Role Description
We are seeking a highly organized and detail-oriented Clinical Trial Submission Manager to join our team on a part-time, contract basis. This role is ideal for a seasoned regulatory professional looking for a flexible, high-impact position within the Swiss clinical research landscape.
- Location: Remote (Must be based in Switzerland).
- Commitment: Up to 14 hours per week (Flexible).
- Type: Freelance / Independent Contractor MUST have your own business registered in CH.
- Focus: Managing the end-to-end submission process for clinical trial applications (CTAs) in compliance with Swiss regulations.
Key responsibilities
- Submission Management: Lead the preparation, assembly, and submission of Clinical Trial Applications (CTAs) to Swissmedic and Ethics Committees via the BASEC portal.
- Lifecycle Maintenance: Manage the submission of substantial amendments, safety reports, and end-of-trial notifications.
- RFI Management: Coordinate and draft high-quality, timely responses to Questions (RfIs) from regulatory authorities and ethics committees.
- Compliance: Ensure all trial documentation adheres to the Swiss Human Research Act (HRA), Clinical Trials Ordinance (ClinO), and ICH-GCP guidelines.
- Liaison: Act as the primary point of contact for regulatory bodies to ensure smooth approval timelines.
Experience
- Proven Track Record: Extensive experience in Swiss clinical trial submissions is mandatory.
- Technical Proficiency: Hands-on experience and active registration with Swissmedic and the BASEC portal.
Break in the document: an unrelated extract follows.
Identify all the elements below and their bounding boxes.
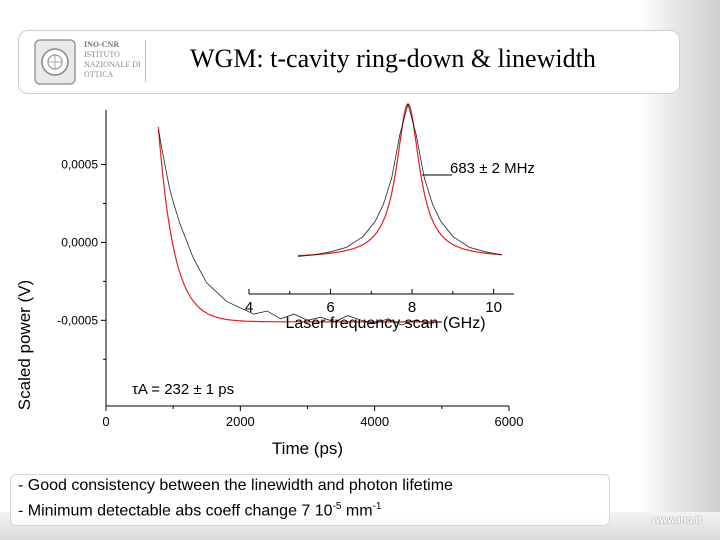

- Regulatory Expertise: In-depth knowledge of the Swiss regulatory environment (HRA, ClinO, ClinO-MD).
- Strategic Problem Solving: Demonstrated experience managing complex amendments and successfully navigating regulatory queries.
- Languages: Fluency in English and at least one official Swiss language (German or French) is highly preferred.
- Residency: Must be currently based in Switzerland with the legal right to work as a freelancer.
This is a specialized role offering significant autonomy. You will have the opportunity to manage critical regulatory milestones for innovative trials while maintaining a healthy work-life balance through a part-time, remote structure.